When we had guests we used, what my husband was pleased to call, a gentle team, one that started off decorously with all their feet on the ground instead of in the air, but one day when we were expecting some friends from Wyoming he could not resist driving a new pair of beautiful bay horses when we went to meet them. I remained behind.

The dinner hour passed and no Owen; additional hours went by and late at night he came in dusty, dirty and scratched.

In response to a perfect volley of questions he explained that he was all right, but the Lawtons had telegraphed they had been detained, and then he added, as quite an unimportant detail, that “the horses had run away.” He had the expression of a fond and indulgent parent, and as he did not rise to the defense of his pet team when I called them “miserable brutes” I knew his pride, at least, had suffered.

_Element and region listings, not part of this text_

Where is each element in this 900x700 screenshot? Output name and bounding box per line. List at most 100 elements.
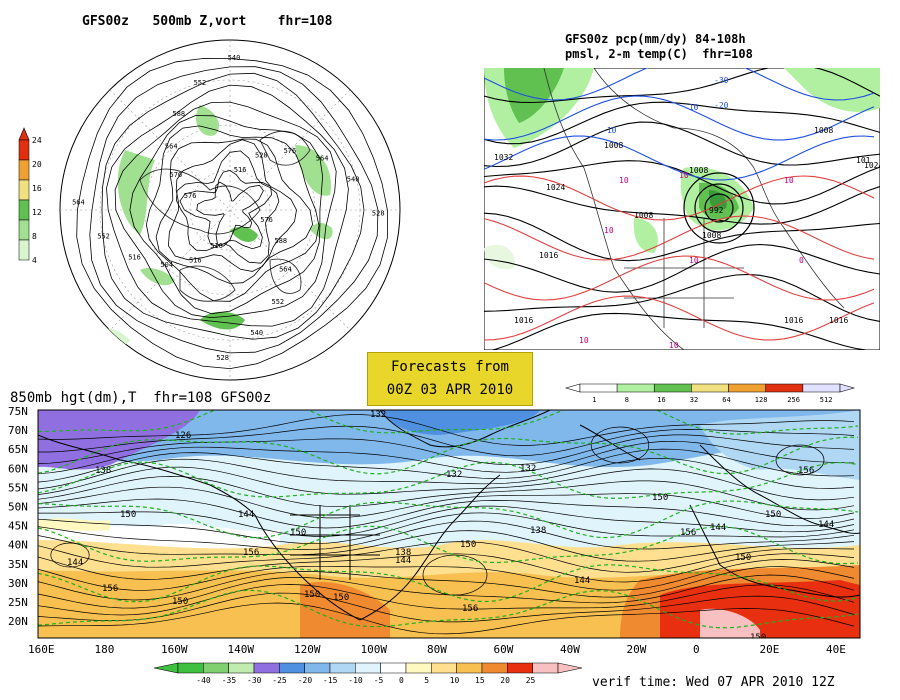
precip-title-line2: pmsl, 2-m temp(C) fhr=108 — [565, 47, 753, 61]
colorbar-label: 24 — [32, 136, 42, 145]
longitude-label: 100W — [361, 643, 388, 656]
height-contour-line — [196, 181, 264, 247]
colorbar-label: 1 — [592, 396, 596, 404]
colorbar-swatch — [18, 219, 30, 241]
colorbar-swatch — [279, 662, 305, 674]
temperature-contour-line — [38, 461, 859, 499]
height-contour-line — [38, 414, 855, 446]
longitude-label: 20E — [760, 643, 780, 656]
precip-pmsl-map: 1032 1024 1016 1016 1008 1008 1008 992 1008 1016 1… — [484, 68, 880, 350]
temperature-label: 10 — [669, 341, 679, 350]
height-contour-line — [101, 72, 365, 340]
isobar-line — [484, 68, 880, 104]
colorbar-swatch — [431, 662, 457, 674]
height-contour-line — [38, 440, 855, 475]
height-contour-line — [38, 602, 855, 635]
height-label: 144 — [395, 556, 411, 566]
colorbar-swatch — [654, 383, 692, 393]
temperature-contour-line — [484, 95, 875, 141]
colorbar-label: 5 — [424, 676, 429, 685]
temperature-label: -10 — [684, 103, 699, 112]
temperature-contour-line — [484, 135, 875, 181]
height-contour-label: 552 — [97, 232, 110, 240]
height-contour-line — [106, 84, 349, 327]
height-contour-line — [38, 520, 855, 550]
height-contour-label: 576 — [170, 171, 183, 179]
height-contour-label: 516 — [189, 257, 202, 265]
colorbar-arrow — [153, 662, 179, 674]
colorbar-swatch — [579, 383, 618, 393]
colorbar-swatch — [329, 662, 356, 674]
colorbar-swatch — [177, 662, 204, 674]
colorbar-swatch — [18, 139, 30, 161]
colorbar-label: -25 — [272, 676, 287, 685]
main-temp-contours — [38, 410, 859, 629]
temperature-label: -20 — [714, 101, 729, 110]
height-contour-label: 528 — [216, 354, 229, 362]
height-contour-label: 540 — [250, 329, 263, 337]
isobar-label: 1016 — [784, 316, 803, 325]
isobar-label: 1008 — [814, 126, 833, 135]
height-contour-label: 540 — [228, 54, 241, 62]
height-label: 156 — [462, 604, 478, 614]
main-map-title: 850mb hgt(dm),T fhr=108 GFS00z — [10, 390, 272, 406]
isobar-label: 1024 — [864, 161, 880, 170]
temperature-contour-line — [38, 436, 859, 475]
latitude-label: 70N — [8, 424, 28, 437]
height-contour-label: 564 — [72, 198, 85, 206]
latitude-label: 60N — [8, 462, 28, 475]
colorbar-swatch — [728, 383, 766, 393]
latitude-label: 75N — [8, 405, 28, 418]
temperature-contour-line — [38, 564, 859, 603]
isobar-line — [484, 101, 880, 145]
longitude-label: 40W — [560, 643, 580, 656]
height-contour-line — [38, 553, 855, 583]
height-label: 150 — [750, 633, 766, 643]
forecast-box-line2: 00Z 03 APR 2010 — [386, 382, 514, 398]
height-closed-contour — [50, 542, 90, 568]
colorbar-swatch — [18, 239, 30, 261]
colorbar-label: 12 — [32, 208, 42, 217]
colorbar-swatch — [691, 383, 729, 393]
isobar-label: 1016 — [829, 316, 848, 325]
height-label: 150 — [652, 493, 668, 503]
longitude-label: 160W — [161, 643, 188, 656]
height-contour-line — [38, 486, 855, 519]
temperature-contour-line — [484, 175, 875, 221]
colorbar-label: 20 — [500, 676, 510, 685]
colorbar-label: 256 — [787, 396, 800, 404]
longitude-label: 60W — [494, 643, 514, 656]
main-colorbar: -40 -35 -30 -25 -20 -15 -10 -5 0 5 10 15 20 25 — [153, 662, 583, 685]
colorbar-swatch — [456, 662, 483, 674]
height-contour-line — [179, 169, 272, 250]
height-contour-line — [38, 466, 855, 501]
temperature-label: 0 — [799, 256, 804, 265]
colorbar-swatch — [304, 662, 331, 674]
height-label: 150 — [460, 540, 476, 550]
height-contour-line — [38, 434, 855, 466]
height-contour-label: 552 — [194, 79, 207, 87]
colorbar-swatch — [481, 662, 508, 674]
longitude-label: 40E — [826, 643, 846, 656]
colorbar-label: -15 — [323, 676, 338, 685]
colorbar-swatch — [532, 662, 559, 674]
height-contour-label: 528 — [372, 210, 385, 218]
temperature-contour-line — [38, 589, 859, 629]
height-closed-contour — [422, 554, 488, 596]
height-label: 144 — [574, 576, 590, 586]
isobar-label: 1024 — [546, 183, 565, 192]
main-height-contours — [38, 414, 855, 635]
latitude-label: 20N — [8, 615, 28, 628]
longitude-label: 20W — [627, 643, 647, 656]
height-closed-contour — [590, 426, 650, 464]
main-height-labels: 132 126 138 132 150 144 150 156 150 150 144 156 150 1… — [67, 410, 834, 643]
isobar-label: 1008 — [604, 141, 623, 150]
height-contour-line — [129, 115, 324, 315]
height-contour-line — [38, 512, 855, 545]
latitude-label: 25N — [8, 596, 28, 609]
height-label: 156 — [243, 548, 259, 558]
colorbar-label: -30 — [247, 676, 262, 685]
longitude-label: 0 — [693, 643, 700, 656]
colorbar-label: -20 — [298, 676, 313, 685]
longitude-label: 80W — [427, 643, 447, 656]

“You see,” he resumed, “your new sewing machine and some other freight was at the station, so when I found the Lawtons were not coming I thought I’d bring it over. I had the crystal clock, too.” Owen looked so sheepish I had to laugh, although the clock had been a wedding present which we had sent up to the jeweler to be regulated.

“Is it smashed?”

“Oh, no,” he reassured me, “but I don’t know how well it will run. I got out to close the gate beyond the railroad when a confounded freight engine whistled and the horses started. I was holding the reins in my hand, of course, and tried to climb in the back of the wagon, but couldn’t make it on account of the load. I ran along the side until the horses went so fast I fell down and when they began to drag me I let go of the reins. They ran all over that inclosure, the wagon upset and canned tomatoes, sewing machine and crystal clock were strewn everywhere. I caught the horses finally, but the wagon was smashed so I had to walk back to Becker’s, get his wagon and pick up all the freight—that’s what delayed me. I’m dreadfully sorry about the sewing machine and the clock, but I don’t believe they are much hurt.”

He was very contrite, was my husband, but it didn’t last long, that sense of duty was too insistent. A very short time after, he was alone, driving another team, with a horse he had just bought, tied to the tug. The new horse, frightened at a dead animal in the lane, jumped, broke the tug, plunged forward, pulled the neck yoke off, the buggy tongue stuck into the ground as the horses ran, the buggy heaved up in the air and pitched Owen out. It landed so close to a fence post his head was scratched, but he might have been killed. As long as he had escaped, this runaway had its amusing side, too. He was bringing home a quantity of china nest-eggs which followed when he was thrown out, and he said for a minute it fairly snowed nest-eggs; the ground was white with them.

Owen and his horses! I never could decide whether it was more nerve-racking to go with him or stay behind, so I usually took the chance and went. The experiences we had! I wonder we ever survived that horse-breaking period, but only once did we face a fate from which there seemed only one chance in a thousand of escaping with our lives.

We were driving a buckskin horse Owen had just bought and a newly broken mare, a handsome, high spirited creature called Beauty. She danced and she pranced and forged ahead of the new horse which became nervous and excited in trying to keep up with her.

We were going up a long hill. Beauty was pulling and tugging on the bit when suddenly she gave a toss to her head and to our horror we saw the bridle fall back around her neck. The bit had broken. Like a flash she was off, the other horse running with her. Owen spoke to them. He wound the reins about his arms and pulled on them with all his strength.